O termo que marcou a economia em 2025 foi: insegurança. As políticas implementadas por Donald Trump causaram confusão nos mercados, resultando em impactos significativos no comércio e na política interna dos Estados Unidos. Durante seu discurso de posse em janeiro, Trump declarou: “Iniciarei imediatamente a revisão do nosso sistema comercial para proteger os trabalhadores e as famílias americanas. Em vez de taxar nossos cidadãos para enriquecer outros países, vamos taxar esses países para beneficiar nossos cidadãos.”

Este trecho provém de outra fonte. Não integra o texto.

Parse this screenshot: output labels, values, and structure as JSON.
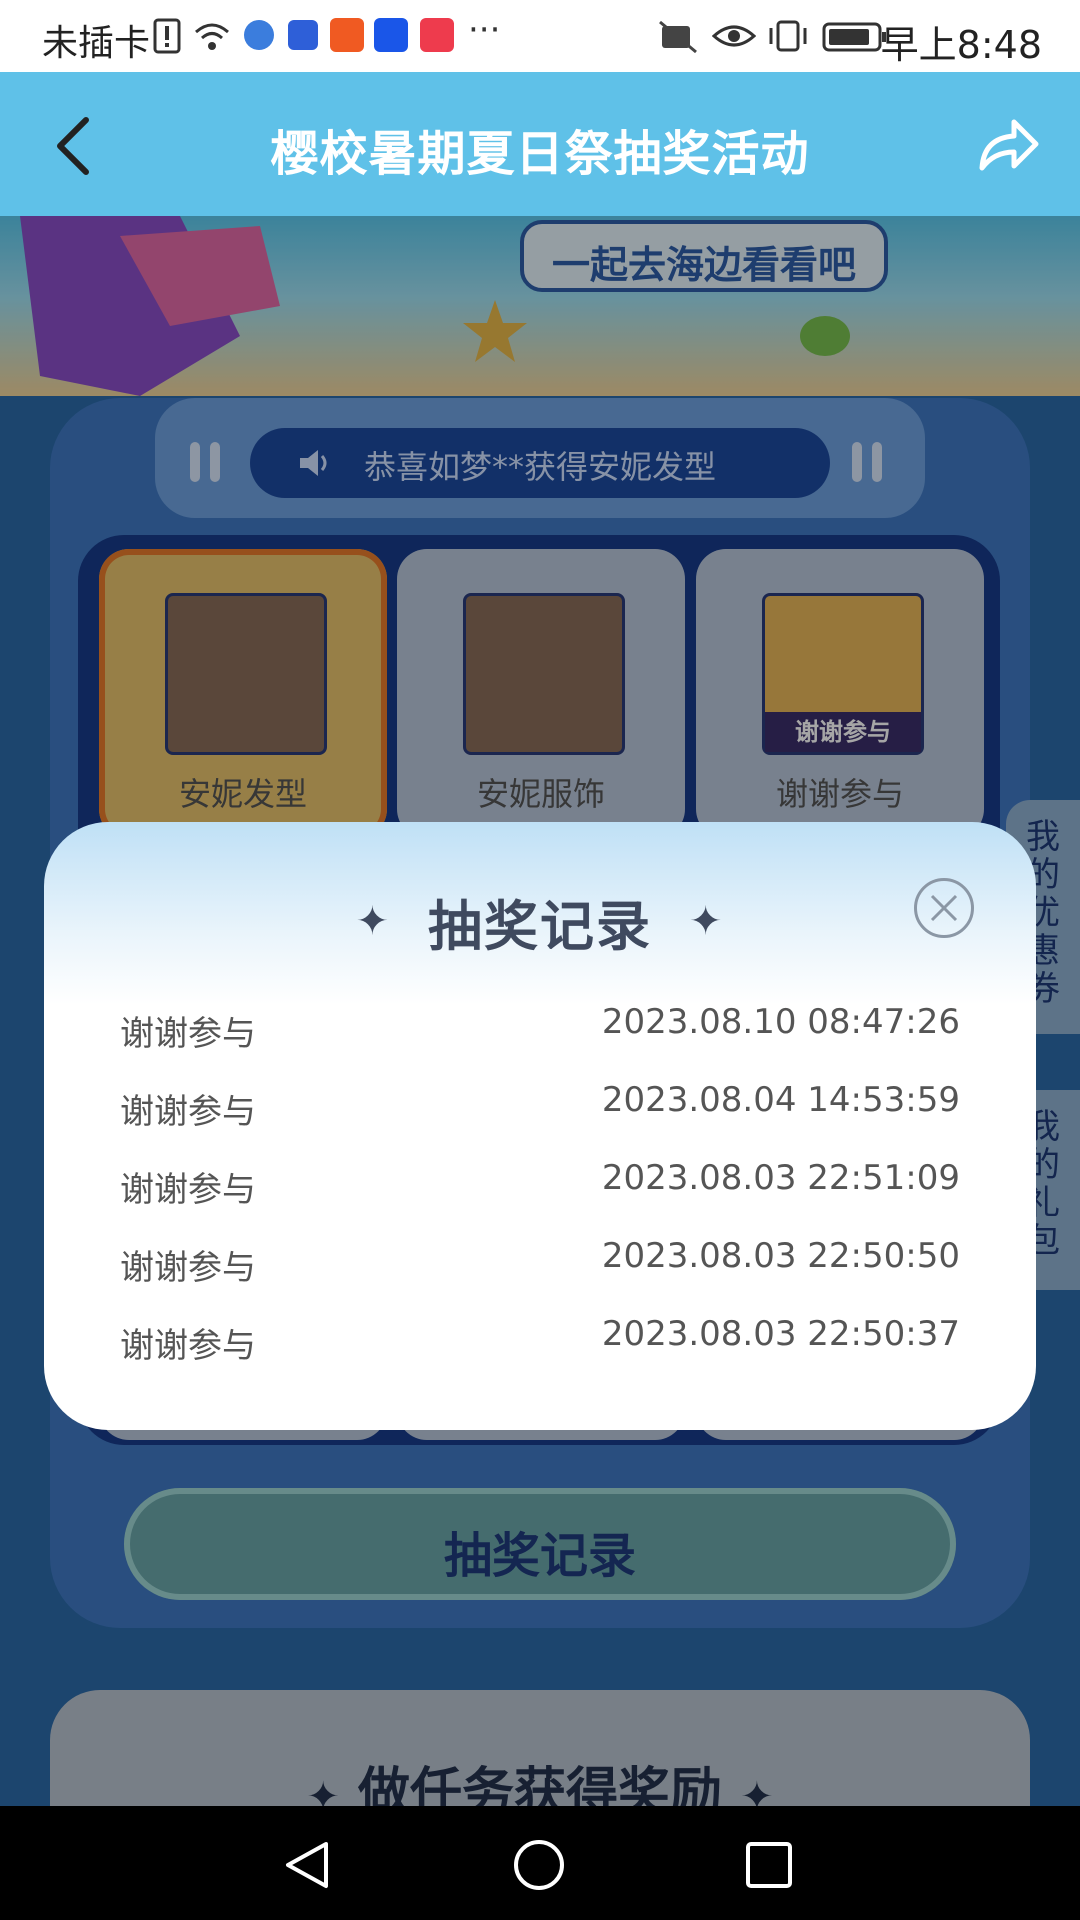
{
  "status_bar": {
    "carrier": "未插卡",
    "time": "早上8:48"
  },
  "header": {
    "title": "樱校暑期夏日祭抽奖活动"
  },
  "banner": {
    "slogan": "一起去海边看看吧"
  },
  "ticker": {
    "message": "恭喜如梦**获得安妮发型"
  },
  "prizes": [
    {
      "label": "安妮发型"
    },
    {
      "label": "安妮服饰"
    },
    {
      "label": "谢谢参与",
      "thumb_text": "谢谢参与"
    }
  ],
  "side_tabs": {
    "coupons": "我的优惠券",
    "gifts": "我的礼包"
  },
  "record_button": {
    "label": "抽奖记录"
  },
  "task_section": {
    "title": "做任务获得奖励"
  },
  "modal": {
    "title": "抽奖记录",
    "records": [
      {
        "name": "谢谢参与",
        "time": "2023.08.10 08:47:26"
      },
      {
        "name": "谢谢参与",
        "time": "2023.08.04 14:53:59"
      },
      {
        "name": "谢谢参与",
        "time": "2023.08.03 22:51:09"
      },
      {
        "name": "谢谢参与",
        "time": "2023.08.03 22:50:50"
      },
      {
        "name": "谢谢参与",
        "time": "2023.08.03 22:50:37"
      }
    ]
  },
  "colors": {
    "header": "#5fc1e8",
    "selected_card": "#e8c46d",
    "accent_border": "#e87b2c",
    "modal_title": "#3f4a5f"
  }
}
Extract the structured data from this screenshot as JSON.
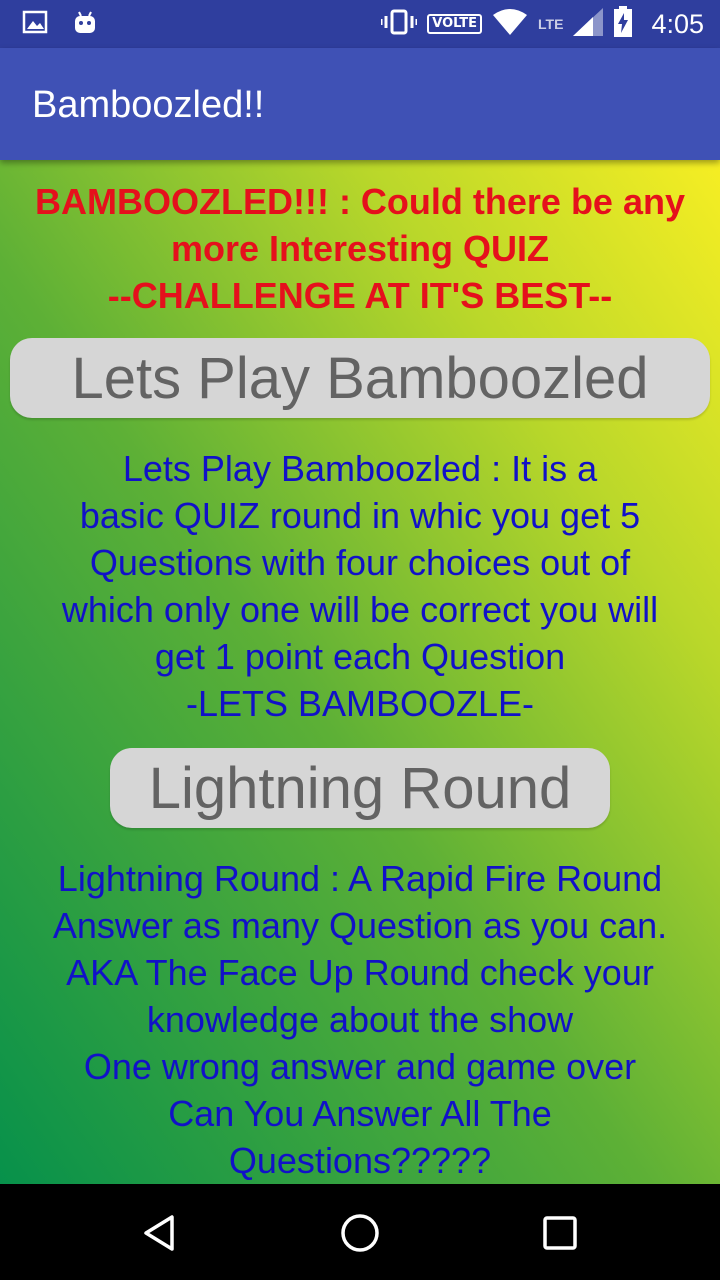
{
  "status_bar": {
    "time": "4:05",
    "volte_label": "VOLTE",
    "lte_label": "LTE",
    "icons": [
      "image-icon",
      "android-icon",
      "vibrate-icon",
      "wifi-icon",
      "signal-icon",
      "battery-charging-icon"
    ]
  },
  "app_bar": {
    "title": "Bamboozled!!",
    "color": "#3f51b5"
  },
  "content": {
    "header": "BAMBOOZLED!!! : Could there be any\nmore Interesting QUIZ\n--CHALLENGE AT IT'S BEST--",
    "play_button_label": "Lets Play Bamboozled",
    "play_description": "Lets Play Bamboozled : It is a\nbasic QUIZ round in whic you get 5\nQuestions with four choices out of\nwhich only one will be correct you will\nget 1 point each Question\n-LETS BAMBOOZLE-",
    "lightning_button_label": "Lightning Round",
    "lightning_description": "Lightning Round : A Rapid Fire Round\nAnswer as many Question as you can.\n AKA The Face Up Round check your\nknowledge about the show\nOne wrong answer and game over\nCan You Answer All The\nQuestions?????"
  },
  "colors": {
    "header_text": "#e5101c",
    "description_text": "#1111c8",
    "button_bg": "#d6d6d6",
    "button_text": "#636363"
  },
  "nav_bar": {
    "icons": [
      "back-icon",
      "home-icon",
      "recents-icon"
    ]
  }
}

Essa promessa se concretizou ao longo do primeiro ano de seu segundo mandato, com o republicano promovendo uma série de oscilações nas tarifas, que geraram a expressão “Trump Always Chickens Out” (TACO). As tarifas impostas à China chegaram a 145% antes de serem reduzidas para o atual índice de 20%. Contudo, os Estados Unidos encerraram 2025 com o maior nível tarifário desde 1935, atingindo aproximadamente 16,8%, conforme um relatório do Budget Lab da Universidade de Yale.
Esse aumento nas tarifas impactou diretamente o consumidor americano, com diversos produtos, como o café, apresentando alta superior a 10% ao longo do ano. A política fiscal nos EUA também foi marcada por incertezas, culminando no maior fechamento governamental da história, que durou mais de 40 dias. A administração Trump não conseguiu encontrar uma solução definitiva, e novos conflitos sobre o financiamento de programas de saúde são esperados, sugerindo a possibilidade de um novo fechamento.
Entretanto, a economia americana demonstrou uma notável resiliência, registrando um crescimento de 2,3% até o terceiro trimestre do ano, um número próximo ao de 2024. Esse crescimento foi impulsionado pelo consumo das famílias e por investimentos significativos em inteligência artificial realizados pelas principais corporações do país.
Esse cenário de resiliência econômica também foi observado em outras nações, que se adaptaram rapidamente às mudanças inesperadas na política da Casa Branca. A União Europeia, por exemplo, aumentou seus gastos com defesa e viu países como a Alemanha relaxarem as medidas de austeridade fiscal para estimular a economia. Em contraste, a França, a segunda maior economia do bloco, continua enfrentando desafios relacionados ao endividamento e à instabilidade política, sem uma solução clara à vista.
A China, por sua vez, manteve-se como um importante centro exportador, alcançando um superávit comercial inédito de US$ 1 trilhão, conseguindo evitar parte dos impactos das tarifas de Trump, em grande parte graças a uma estratégia do presidente Xi Jinping para compensar a fraca demanda interna.
Para o próximo ano, as previsões indicam um crescimento semelhante ao de 2025, segundo um relatório do IFF (Instituto de Finanças Internacionais). A organização prevê que a economia global continuará a se ajustar a um “novo normal”, caracterizado por taxas de juros mais altas, dívidas públicas persistentes e mudanças tecnológicas aceleradas. Por fim, o instituto ressalta que a incerteza observada em 2025 se consolidou como um elemento estrutural no ciclo econômico.